Taylor felt compelled to write a novel strongly focused on character, partially out of frustration with contemporary fiction, which he feels often abandons memorable characterization in favor of "vibes". Additionally, Taylor felt obligated to write a novel that was more overtly class-conscious than Real Life, since both books are campus novels directly inspired by his experiences at the Iowa Writers' Workshop. He did this both to prevent his focus from becoming too narrow, and to reiterate just how much of his own college experience was informed by precarity, which he felt many critics overlooked in their coverage of his debut. In crafting the structure of the novel, Taylor took inspiration from Ann Patchett's Commonwealth, Karl Ove Knausgård's The Morning Star, and Mavis Gallant's short fiction. He has also compared the novel's view of a "symphony of lives" to the works of Émile Zola.

== Summary ==
The novel consists of a series of interlinked character studies that follow a group of college students living in Iowa City as they navigate class, relationships, career decisions, and artistic purpose. Each chapter focuses on the perspective of one specific character, though some characters make repeat appearances.

== Title ==
The title of The Late Americans was inspired by a reflection Taylor had while pursuing his Master of Fine Arts degree. "It all felt very rigged and cheap. I remember walking home one day, thinking: ‘It’s like we’re all in a museum exhibit called 'The Late Americans," he explained to The Guardian. Taylor himself has likened the title to that of the 1877 novel The American by Henry James, whom he has cited as one of his favorite authors. According to Taylor, the word "late" can refer to being dead, being tardy, or living under the current stage of late capitalism.

== Artwork ==
The novel's cover features a cropped version of the Logan T. Sibrel painting Chin Smooch. Taylor explained his choice of the painting to Oprah Daily, stating, "For me, it captures a real sense of intimacy and warmth," and added that the image "could be a kiss, it could be CPR. It could be this man is sleeping. I love that there can be all these different interpretations of what appears to be a familiar tender scene. That feels very much in step with the novel to me."

== Reception ==

Writing for NPR, Thúy Đinh lauded the book, saying: "Taylor deftly explores the myth of youth's unbound possibilities as it plays out in the face of constraints of time, space, class and wealth disparities by vividly illustrating the intersecting lives of University of Iowa students pursuing master degrees, in artistic as well as STEM-related fields, with the people living in this college town." For The Washington Post, Mark Athitakis praised Taylor's take on the campus novel, writing that he "observes this milieu with fresh eyes" and possesses a "bone-deep" empathy for his characters. In a more mixed review for Vox, Constance Grady wrote that "as we delve into the mind of each character in turn, it starts to become disconcertingly difficult to tell one from the other". Additionally, in a negative review for the Star Tribune, Claude Peck criticized the novel for "drift[ing] almost plotlessly" among its collection of characters.

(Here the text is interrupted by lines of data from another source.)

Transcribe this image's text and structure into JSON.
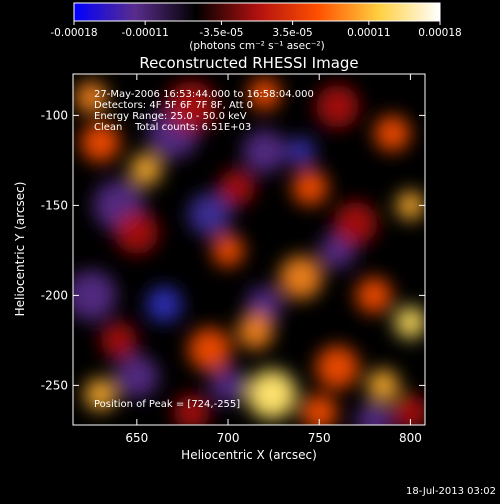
{
  "colorbar": {
    "ticks": [
      "-0.00018",
      "-0.00011",
      "-3.5e-05",
      "3.5e-05",
      "0.00011",
      "0.00018"
    ],
    "tick_values": [
      -0.00018,
      -0.00011,
      -3.5e-05,
      3.5e-05,
      0.00011,
      0.00018
    ],
    "range": [
      -0.00018,
      0.00018
    ],
    "unit_label": "(photons cm⁻² s⁻¹ asec⁻²)",
    "colors": [
      "#0000ff",
      "#5a2d8c",
      "#000000",
      "#b01010",
      "#ff5000",
      "#ffd040",
      "#ffffff"
    ]
  },
  "chart_data": {
    "type": "heatmap",
    "title": "Reconstructed RHESSI Image",
    "xlabel": "Heliocentric X (arcsec)",
    "ylabel": "Heliocentric Y (arcsec)",
    "xlim": [
      615,
      808
    ],
    "ylim": [
      -272,
      -77
    ],
    "xticks": [
      650,
      700,
      750,
      800
    ],
    "yticks": [
      -100,
      -150,
      -200,
      -250
    ],
    "peak_xy": [
      724,
      -255
    ],
    "annotations": [
      "27-May-2006 16:53:44.000 to 16:58:04.000",
      "Detectors: 4F 5F 6F 7F 8F, Att 0",
      "Energy Range: 25.0 - 50.0 keV",
      "Clean    Total counts: 6.51E+03",
      "Position of Peak = [724,-255]"
    ]
  },
  "timestamp": "18-Jul-2013 03:02"
}
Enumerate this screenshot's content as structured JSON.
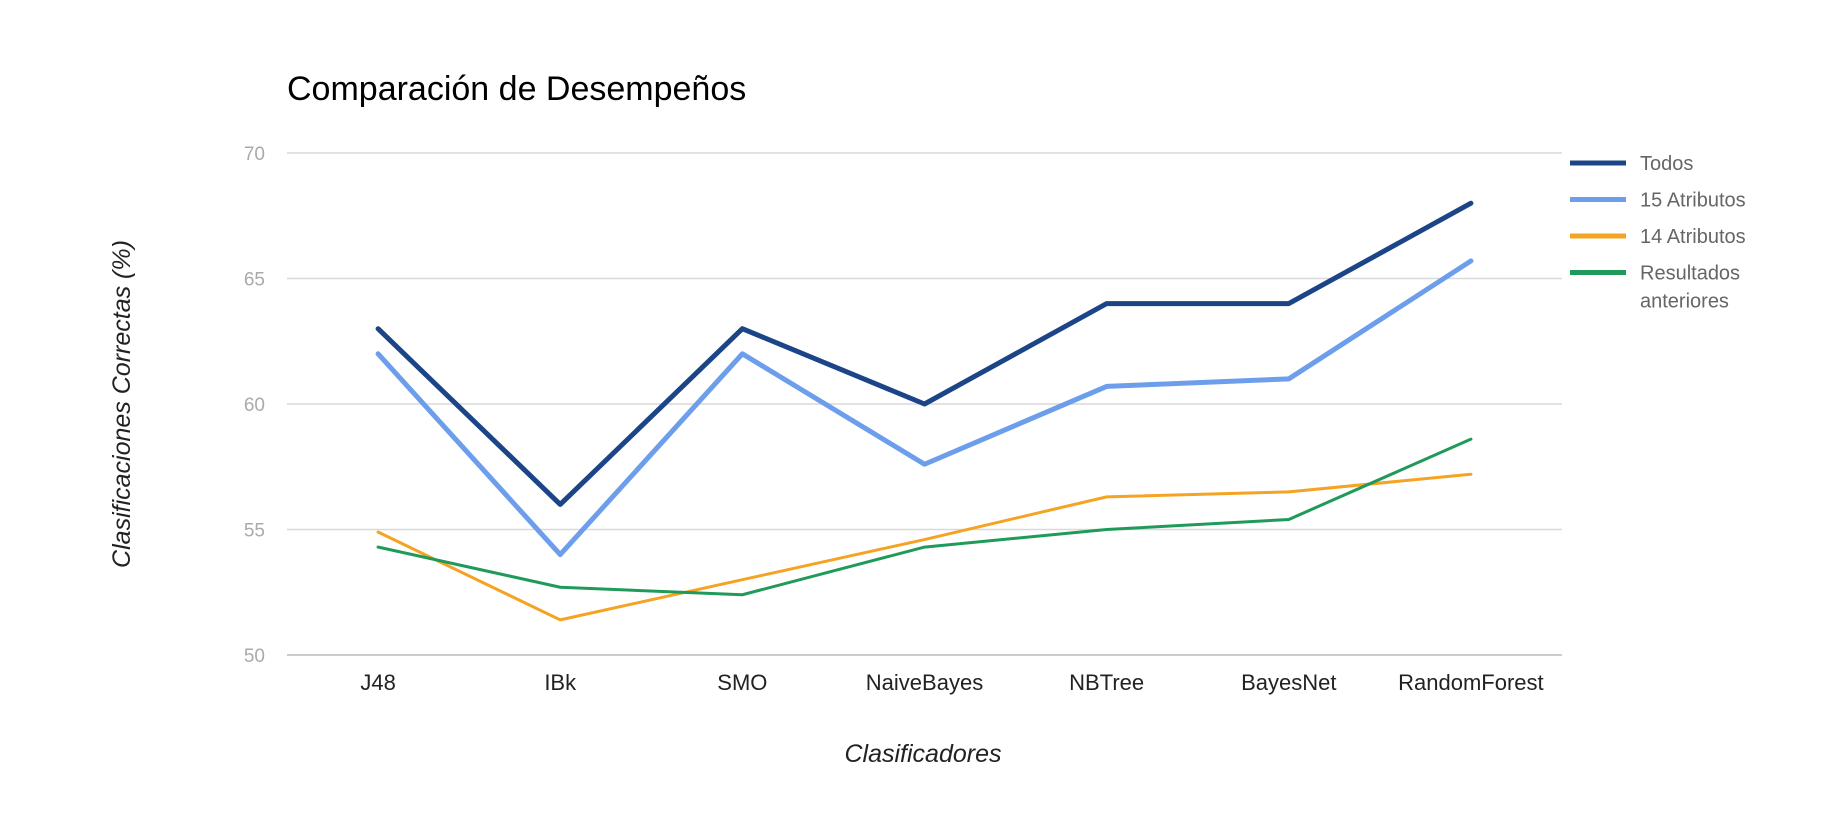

Many critics, regardless of their opinion on the novel's quality as a whole, praised Taylor's depiction of the character Seamus. In The New York Times, Alexandra Jacobs referred to him as "the pick of the litter", and in Harper's Magazine, author Claire Messud described him as "hold[ing] the novel’s roiling, slow ground bass". Despite his negative view of the book, Peck wrote: "The big ideas raised by Seamus—Is his condemnation of today's woke academic culture valid? Is he blinded by his whiteness? His sexism? What is the correct role of the contemporary artist?—resonate most strongly in the scattershot mix."

Shortly after its release, The Late Americans became the subject of controversy when Laura Miller, writing for Slate, panned it on the grounds that Taylor's prose was not as engaging as his pithier social media presence. Miller also criticized the novel for "readily fulfill[ing] the stereotype of 'workshop fiction'—that is, character and relationship portraits that naturally assume an open-ended short-story form". In an episode of the Vulture podcast Into It, Taylor responded to Miller's review by saying: "It feels like what happens when we mistake our preoccupations for a valid critical lens."